G. Pemeriksaan Penunjang
Menurut FKUI (1985:364) pada pemeriksaan laboratorium
memperlihatkan :
1. Karena adanya kelainan kimia darah, maka :
a. kadar albumin serum rendah
b. kadar globumin normal atau sedikit tinggi
c. peningkatan fraksi globumin alfa 1 dan globumin gama
d. kadar globumin beta rendah
e. kadar globumin alfa 2 menetap
f. kadar kolesterol serum menurun
g. uji turbiditas timol meninggi
2. Pada biopsi hati ditemukan perlemahan yang kadang-kadang demikian
hebatnya sehingga hampir semua sela hati mengandung vakual lemak
besar. Sering juga ditemukan tanda fibosis, nekrosis dan infiltrasi sel
mononukleus.
3. Pada hasil outopsi penderita kwashiorkor yang berat menunjukan
hampir semua organ mengalami perubahan seperti degenerasi otot
jantung, osteoporosis tulang dan sebagainya.
Menurut Markum (1996:167) pada pemeriksaan
1. Laboratorium menunjukan
a. Penurunan badan albumin, kolesterol dan glukosa dalam serum
b. Kadar globumin dapat normal atau meningkat, sehingga
perbandingan albumin dan globumin dapat terbalik kurang dari 1.
c. Kadar asam amino esensial dalam plasma relatif lebih rendah
daripada asam amino non esensial.
d. Umumnya kadar imunoglubin serum normal atau meningkat.
e. Kadar Ig A serum normal, kadar Ig A sekretori rendah.

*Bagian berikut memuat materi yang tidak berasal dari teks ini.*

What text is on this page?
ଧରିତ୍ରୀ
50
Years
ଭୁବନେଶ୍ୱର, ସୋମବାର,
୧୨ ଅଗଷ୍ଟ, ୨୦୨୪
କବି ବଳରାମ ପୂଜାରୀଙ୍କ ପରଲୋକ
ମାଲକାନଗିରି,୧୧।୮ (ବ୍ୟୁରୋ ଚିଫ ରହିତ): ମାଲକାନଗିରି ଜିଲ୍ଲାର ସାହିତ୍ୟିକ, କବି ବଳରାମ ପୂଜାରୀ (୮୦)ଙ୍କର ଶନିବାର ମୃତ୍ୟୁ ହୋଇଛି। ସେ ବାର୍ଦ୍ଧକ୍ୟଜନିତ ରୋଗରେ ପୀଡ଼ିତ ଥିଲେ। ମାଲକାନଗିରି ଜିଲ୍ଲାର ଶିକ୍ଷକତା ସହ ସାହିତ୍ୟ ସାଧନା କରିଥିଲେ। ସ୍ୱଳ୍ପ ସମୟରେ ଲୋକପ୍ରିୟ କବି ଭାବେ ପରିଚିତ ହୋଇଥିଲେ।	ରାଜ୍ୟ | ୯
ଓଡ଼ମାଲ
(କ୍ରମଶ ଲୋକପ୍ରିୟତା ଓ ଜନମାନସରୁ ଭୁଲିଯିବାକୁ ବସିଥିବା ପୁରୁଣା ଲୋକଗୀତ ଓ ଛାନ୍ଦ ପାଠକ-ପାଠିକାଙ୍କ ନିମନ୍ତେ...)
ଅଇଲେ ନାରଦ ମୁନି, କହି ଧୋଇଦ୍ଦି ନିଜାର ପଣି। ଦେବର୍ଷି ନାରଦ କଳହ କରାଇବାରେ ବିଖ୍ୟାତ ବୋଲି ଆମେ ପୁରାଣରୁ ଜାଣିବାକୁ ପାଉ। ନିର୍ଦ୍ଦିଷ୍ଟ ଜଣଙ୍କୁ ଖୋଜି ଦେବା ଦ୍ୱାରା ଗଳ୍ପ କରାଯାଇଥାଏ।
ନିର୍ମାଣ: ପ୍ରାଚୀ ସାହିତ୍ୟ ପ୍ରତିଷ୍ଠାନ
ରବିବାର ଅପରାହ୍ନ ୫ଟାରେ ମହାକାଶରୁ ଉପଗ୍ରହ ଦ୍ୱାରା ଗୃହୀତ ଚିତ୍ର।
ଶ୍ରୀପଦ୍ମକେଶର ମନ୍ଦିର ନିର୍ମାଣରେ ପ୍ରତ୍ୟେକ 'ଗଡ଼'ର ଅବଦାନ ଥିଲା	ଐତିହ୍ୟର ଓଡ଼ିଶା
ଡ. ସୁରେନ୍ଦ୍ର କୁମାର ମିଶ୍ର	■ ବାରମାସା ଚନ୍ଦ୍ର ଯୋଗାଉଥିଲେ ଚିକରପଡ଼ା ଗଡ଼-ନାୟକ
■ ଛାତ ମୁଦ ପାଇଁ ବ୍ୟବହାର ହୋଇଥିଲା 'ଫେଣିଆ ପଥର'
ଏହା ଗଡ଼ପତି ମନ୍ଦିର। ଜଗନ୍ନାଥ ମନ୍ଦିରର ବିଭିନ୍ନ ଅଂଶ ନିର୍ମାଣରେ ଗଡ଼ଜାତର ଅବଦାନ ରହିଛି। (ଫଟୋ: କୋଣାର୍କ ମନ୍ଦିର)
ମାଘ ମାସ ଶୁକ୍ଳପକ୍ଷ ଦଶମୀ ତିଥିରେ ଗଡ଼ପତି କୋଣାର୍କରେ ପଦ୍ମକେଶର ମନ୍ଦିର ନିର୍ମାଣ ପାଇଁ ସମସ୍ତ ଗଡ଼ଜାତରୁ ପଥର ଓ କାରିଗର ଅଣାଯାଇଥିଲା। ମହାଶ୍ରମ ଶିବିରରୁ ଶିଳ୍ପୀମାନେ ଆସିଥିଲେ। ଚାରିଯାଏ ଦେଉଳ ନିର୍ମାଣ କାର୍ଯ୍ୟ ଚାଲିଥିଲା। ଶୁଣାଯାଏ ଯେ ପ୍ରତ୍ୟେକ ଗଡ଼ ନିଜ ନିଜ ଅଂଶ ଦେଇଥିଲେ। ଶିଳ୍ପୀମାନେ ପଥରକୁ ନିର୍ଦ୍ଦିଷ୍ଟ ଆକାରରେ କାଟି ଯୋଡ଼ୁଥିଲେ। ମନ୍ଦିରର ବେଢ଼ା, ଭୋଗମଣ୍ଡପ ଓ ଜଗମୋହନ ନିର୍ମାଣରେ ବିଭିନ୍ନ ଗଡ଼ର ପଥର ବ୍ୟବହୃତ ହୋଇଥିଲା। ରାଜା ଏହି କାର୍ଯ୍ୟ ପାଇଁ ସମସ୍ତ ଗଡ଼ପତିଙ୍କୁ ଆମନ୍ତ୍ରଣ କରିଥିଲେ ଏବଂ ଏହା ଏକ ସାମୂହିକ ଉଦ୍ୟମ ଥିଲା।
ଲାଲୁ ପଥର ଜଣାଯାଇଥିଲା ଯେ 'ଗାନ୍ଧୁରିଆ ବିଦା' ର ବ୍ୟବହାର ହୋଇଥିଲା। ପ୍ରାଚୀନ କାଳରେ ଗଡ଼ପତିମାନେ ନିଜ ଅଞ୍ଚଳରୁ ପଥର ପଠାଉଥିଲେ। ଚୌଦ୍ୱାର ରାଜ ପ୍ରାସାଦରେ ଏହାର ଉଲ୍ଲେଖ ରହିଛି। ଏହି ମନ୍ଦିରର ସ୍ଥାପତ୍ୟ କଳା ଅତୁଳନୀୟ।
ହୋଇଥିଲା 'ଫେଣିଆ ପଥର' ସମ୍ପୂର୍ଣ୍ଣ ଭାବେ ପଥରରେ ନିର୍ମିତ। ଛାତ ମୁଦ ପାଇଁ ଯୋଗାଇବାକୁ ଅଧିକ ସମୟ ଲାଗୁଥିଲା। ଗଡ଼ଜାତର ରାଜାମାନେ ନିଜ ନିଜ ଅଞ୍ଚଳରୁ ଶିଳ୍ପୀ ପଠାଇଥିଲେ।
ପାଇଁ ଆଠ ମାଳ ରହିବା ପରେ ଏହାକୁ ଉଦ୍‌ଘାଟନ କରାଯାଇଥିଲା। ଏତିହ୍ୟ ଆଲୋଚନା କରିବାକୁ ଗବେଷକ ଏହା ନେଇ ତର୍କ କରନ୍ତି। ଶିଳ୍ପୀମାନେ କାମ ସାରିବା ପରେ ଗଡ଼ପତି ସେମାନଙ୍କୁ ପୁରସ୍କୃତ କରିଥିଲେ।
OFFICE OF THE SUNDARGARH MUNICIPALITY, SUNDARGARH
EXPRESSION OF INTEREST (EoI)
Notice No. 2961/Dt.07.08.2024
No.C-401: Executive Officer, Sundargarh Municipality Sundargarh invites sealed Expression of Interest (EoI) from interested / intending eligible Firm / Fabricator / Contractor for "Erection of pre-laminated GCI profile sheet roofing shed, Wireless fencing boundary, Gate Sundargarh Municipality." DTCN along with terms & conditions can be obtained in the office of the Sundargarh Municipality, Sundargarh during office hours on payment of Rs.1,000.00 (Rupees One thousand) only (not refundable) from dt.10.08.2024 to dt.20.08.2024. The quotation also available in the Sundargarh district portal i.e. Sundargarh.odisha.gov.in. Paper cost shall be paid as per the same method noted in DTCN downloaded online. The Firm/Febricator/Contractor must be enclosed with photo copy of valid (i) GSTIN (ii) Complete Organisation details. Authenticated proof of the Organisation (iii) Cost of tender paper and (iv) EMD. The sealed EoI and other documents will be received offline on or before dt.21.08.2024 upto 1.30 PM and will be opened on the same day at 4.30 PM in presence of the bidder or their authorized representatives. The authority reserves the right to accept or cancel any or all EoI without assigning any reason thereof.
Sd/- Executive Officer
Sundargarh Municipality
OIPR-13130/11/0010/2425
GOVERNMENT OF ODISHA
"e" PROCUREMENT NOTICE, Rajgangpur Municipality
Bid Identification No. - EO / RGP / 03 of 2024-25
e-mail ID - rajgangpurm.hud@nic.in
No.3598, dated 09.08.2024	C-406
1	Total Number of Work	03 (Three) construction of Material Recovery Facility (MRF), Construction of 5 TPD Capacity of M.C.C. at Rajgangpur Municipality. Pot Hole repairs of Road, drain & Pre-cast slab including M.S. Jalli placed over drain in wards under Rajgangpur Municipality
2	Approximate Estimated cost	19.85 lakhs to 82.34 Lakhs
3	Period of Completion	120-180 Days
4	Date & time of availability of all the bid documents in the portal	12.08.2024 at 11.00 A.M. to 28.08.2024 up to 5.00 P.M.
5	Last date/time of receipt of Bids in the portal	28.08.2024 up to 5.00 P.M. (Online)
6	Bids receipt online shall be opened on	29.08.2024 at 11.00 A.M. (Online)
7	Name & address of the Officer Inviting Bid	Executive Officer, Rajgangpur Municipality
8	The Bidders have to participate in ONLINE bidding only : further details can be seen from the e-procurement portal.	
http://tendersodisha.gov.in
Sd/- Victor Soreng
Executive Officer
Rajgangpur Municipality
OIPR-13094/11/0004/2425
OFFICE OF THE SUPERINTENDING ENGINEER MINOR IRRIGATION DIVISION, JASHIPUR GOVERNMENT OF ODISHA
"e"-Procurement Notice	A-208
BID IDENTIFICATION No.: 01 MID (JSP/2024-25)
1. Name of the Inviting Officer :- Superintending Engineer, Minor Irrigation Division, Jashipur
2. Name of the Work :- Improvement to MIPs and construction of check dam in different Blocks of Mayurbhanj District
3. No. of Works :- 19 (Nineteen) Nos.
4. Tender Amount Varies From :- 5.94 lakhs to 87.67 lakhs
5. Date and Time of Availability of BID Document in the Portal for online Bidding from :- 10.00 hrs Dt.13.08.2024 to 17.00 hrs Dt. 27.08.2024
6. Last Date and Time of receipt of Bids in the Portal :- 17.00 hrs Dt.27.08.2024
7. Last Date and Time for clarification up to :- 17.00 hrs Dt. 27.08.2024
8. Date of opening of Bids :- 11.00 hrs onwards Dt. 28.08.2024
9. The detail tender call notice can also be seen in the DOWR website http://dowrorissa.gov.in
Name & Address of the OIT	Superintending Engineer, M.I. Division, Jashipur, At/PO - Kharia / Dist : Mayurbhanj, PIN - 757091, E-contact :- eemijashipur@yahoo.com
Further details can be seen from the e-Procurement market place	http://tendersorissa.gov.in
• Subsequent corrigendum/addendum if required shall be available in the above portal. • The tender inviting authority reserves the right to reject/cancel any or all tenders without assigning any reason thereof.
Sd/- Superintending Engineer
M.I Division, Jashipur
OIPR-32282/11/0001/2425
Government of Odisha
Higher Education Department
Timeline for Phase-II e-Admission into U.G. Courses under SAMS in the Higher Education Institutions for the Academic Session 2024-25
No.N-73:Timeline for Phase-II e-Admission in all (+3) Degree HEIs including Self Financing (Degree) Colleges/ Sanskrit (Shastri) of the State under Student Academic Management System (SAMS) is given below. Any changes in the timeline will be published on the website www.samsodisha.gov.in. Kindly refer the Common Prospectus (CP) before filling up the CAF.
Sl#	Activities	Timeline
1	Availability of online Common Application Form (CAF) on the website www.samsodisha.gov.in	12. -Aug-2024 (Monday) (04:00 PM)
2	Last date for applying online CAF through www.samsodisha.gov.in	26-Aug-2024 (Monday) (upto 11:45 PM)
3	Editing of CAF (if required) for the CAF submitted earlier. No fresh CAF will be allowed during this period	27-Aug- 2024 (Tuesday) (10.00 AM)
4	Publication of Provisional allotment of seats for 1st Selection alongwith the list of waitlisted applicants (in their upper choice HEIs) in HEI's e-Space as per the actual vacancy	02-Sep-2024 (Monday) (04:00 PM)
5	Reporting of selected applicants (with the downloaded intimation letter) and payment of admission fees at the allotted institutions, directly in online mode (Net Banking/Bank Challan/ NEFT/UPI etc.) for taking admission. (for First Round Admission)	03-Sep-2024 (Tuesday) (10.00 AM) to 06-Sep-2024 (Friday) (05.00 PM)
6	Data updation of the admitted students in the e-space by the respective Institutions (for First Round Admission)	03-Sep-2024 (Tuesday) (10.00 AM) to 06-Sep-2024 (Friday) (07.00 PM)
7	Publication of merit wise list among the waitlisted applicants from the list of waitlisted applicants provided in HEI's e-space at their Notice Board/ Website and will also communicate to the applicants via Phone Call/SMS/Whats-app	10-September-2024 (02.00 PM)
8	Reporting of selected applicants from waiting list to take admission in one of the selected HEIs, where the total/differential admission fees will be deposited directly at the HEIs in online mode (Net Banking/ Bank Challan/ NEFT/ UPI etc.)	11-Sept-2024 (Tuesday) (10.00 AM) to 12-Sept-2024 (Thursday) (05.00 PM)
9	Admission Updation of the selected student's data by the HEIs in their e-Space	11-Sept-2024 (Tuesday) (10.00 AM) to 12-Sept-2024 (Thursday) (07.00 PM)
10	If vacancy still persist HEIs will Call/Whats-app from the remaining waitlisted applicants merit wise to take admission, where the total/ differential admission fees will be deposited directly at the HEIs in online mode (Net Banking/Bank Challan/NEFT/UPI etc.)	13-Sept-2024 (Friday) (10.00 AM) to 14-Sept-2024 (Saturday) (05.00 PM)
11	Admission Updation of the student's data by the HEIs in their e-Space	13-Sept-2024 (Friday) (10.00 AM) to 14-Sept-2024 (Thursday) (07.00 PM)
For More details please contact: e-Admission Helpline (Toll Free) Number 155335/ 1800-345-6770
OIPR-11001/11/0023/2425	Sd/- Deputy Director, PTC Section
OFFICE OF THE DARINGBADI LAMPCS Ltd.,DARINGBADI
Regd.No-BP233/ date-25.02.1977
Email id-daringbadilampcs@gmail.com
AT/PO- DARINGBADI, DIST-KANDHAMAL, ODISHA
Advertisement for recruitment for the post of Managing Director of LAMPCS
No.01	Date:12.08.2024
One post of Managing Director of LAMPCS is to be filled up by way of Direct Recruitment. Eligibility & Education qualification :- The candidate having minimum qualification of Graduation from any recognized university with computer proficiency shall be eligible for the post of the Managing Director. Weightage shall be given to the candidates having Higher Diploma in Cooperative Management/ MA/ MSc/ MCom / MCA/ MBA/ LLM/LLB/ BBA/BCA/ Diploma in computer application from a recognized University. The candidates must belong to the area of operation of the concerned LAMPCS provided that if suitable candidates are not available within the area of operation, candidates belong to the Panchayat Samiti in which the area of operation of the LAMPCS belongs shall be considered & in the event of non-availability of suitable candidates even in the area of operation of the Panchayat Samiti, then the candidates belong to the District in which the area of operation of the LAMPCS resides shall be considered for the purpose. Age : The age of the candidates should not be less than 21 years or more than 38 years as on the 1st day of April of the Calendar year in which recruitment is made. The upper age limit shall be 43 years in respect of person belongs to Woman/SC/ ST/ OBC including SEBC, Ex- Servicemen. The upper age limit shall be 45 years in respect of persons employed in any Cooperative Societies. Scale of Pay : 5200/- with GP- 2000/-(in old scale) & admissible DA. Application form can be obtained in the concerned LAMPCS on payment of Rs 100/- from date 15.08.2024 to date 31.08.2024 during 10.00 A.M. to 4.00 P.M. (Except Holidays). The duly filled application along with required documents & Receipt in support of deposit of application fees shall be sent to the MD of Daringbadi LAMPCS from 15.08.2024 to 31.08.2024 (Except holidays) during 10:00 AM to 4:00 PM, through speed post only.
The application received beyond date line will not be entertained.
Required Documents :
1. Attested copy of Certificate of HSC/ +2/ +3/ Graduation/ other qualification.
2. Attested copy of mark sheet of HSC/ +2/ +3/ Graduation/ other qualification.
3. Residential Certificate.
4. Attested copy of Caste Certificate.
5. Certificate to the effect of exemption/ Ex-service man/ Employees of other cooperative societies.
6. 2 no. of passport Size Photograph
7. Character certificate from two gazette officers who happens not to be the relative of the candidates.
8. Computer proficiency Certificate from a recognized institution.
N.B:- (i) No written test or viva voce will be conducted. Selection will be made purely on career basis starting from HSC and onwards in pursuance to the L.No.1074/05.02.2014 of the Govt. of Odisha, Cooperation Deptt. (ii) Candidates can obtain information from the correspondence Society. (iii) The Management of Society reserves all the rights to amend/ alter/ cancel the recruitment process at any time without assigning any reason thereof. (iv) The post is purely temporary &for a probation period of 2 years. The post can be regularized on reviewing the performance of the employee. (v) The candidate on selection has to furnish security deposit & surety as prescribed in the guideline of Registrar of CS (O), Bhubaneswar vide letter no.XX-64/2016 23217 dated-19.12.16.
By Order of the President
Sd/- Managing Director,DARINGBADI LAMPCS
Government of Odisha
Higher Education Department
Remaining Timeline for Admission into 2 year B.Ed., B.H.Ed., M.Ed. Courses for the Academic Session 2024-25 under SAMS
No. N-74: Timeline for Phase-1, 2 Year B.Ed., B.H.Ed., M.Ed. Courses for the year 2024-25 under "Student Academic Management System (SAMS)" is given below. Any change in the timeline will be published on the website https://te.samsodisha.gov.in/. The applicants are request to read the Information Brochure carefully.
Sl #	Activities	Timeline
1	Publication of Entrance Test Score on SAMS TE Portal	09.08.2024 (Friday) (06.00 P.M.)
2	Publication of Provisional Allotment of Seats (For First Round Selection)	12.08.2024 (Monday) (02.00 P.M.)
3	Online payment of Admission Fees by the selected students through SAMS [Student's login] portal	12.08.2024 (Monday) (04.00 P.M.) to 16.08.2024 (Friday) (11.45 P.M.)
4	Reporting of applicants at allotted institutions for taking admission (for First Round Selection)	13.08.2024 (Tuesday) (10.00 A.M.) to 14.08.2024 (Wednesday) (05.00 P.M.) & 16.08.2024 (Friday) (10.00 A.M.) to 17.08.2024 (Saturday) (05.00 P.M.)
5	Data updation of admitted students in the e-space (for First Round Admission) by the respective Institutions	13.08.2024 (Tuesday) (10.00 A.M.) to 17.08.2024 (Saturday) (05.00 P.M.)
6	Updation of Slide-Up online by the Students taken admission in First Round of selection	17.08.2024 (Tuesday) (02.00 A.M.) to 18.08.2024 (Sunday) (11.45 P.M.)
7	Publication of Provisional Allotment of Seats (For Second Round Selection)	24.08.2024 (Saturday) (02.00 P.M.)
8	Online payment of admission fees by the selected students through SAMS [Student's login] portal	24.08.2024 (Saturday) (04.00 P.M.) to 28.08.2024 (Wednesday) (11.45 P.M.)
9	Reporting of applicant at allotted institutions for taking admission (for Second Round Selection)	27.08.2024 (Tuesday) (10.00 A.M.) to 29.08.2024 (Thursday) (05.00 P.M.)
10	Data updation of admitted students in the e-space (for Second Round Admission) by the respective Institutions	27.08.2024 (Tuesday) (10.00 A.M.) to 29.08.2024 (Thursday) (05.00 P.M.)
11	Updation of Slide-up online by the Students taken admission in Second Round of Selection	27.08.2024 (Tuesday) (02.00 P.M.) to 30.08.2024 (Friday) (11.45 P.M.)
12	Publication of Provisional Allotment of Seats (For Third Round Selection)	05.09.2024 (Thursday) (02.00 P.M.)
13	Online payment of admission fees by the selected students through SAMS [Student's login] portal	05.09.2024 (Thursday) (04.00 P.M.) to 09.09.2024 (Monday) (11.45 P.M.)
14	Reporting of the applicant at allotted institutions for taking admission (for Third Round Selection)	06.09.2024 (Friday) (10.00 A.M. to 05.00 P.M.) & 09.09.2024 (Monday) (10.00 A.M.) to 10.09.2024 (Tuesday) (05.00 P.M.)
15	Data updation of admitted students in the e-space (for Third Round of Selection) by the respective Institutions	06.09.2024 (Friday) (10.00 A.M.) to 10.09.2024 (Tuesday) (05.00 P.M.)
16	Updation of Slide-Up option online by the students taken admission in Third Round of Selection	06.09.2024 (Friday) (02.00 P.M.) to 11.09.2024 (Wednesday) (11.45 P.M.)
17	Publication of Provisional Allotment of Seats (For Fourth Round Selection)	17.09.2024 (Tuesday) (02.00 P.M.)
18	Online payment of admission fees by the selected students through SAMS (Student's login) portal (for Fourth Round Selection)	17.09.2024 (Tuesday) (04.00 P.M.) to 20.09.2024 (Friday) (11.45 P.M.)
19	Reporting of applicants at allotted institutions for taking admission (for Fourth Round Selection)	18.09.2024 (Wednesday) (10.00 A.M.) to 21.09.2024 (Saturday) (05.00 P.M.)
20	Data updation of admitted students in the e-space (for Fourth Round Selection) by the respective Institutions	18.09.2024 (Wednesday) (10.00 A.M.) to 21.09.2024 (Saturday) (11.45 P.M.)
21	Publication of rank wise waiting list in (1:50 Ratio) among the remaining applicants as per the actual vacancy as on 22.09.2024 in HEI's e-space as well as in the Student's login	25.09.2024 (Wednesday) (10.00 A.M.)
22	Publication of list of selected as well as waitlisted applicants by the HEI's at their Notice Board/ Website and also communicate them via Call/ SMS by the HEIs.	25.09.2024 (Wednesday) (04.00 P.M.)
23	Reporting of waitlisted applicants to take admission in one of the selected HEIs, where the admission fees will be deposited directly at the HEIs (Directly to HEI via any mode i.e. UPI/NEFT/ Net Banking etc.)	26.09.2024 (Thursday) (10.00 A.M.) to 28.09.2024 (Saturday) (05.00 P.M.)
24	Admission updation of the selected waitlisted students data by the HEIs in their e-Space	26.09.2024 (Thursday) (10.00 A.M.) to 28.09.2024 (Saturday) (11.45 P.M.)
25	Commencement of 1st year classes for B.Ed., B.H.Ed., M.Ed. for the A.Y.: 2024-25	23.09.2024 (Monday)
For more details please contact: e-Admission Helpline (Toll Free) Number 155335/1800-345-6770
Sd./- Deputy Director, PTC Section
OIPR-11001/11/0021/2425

f. Uji toleransi glukosa menunjukan gambaran tipe diabetik.
g. Pemeriksaan air kemih menunjukan peningkatan sekresi
hidroksiprolin dan adanya aminoasi dunia.
2. Pada biopsi hati ditemukan perlemakan ringan sampai berat, fibrosis,
nekrosis dan infiltrasi sel mononuklear. Pada perlemakan berat hampir
semua selhati mengandung vakual lemak yang besar.
3. Pemeriksaan outopsi menunjukan kelainan pada hampir semua organ
tubuh, seperti degenerasi otot jantung, osteoporosis tulang, atrofi virus
usus, detrofi sistem limfold dan atrofi kelenjar timus.
4. Pada pemeriksaan otopometri berat badan dibawah 90%, lingkar
lengan di bawah 14 cm.
H. PENATALAKSANAAN
Menurut Mansjoer (2000 : 514 – 517) penatalaksanan marasmus adalah :
1. Atasi / cegah hipoglikemia
Periksa gula darah bila ada hipotermia (suhu aksila <>oC, suhu rektal
35,5oC). Pemberian makanan yang lebih sering penting untuk mencegah
kondisi tersebut.
2. Atasi/cegah hipotermia
Bila suhu rektal <>oC\
a. Segera beri makanan cair/fomula khusus.
b. Hangatkan anak dengan pakaian atau selimut sampai menutup
kepala.
3. Atasi/cegah dehidrasi
Lakukan pemberian cairan infus dengan hati-hati dengan tetesan
pelan-pelan untuk mengurangi beban sirkulasi dan jantung.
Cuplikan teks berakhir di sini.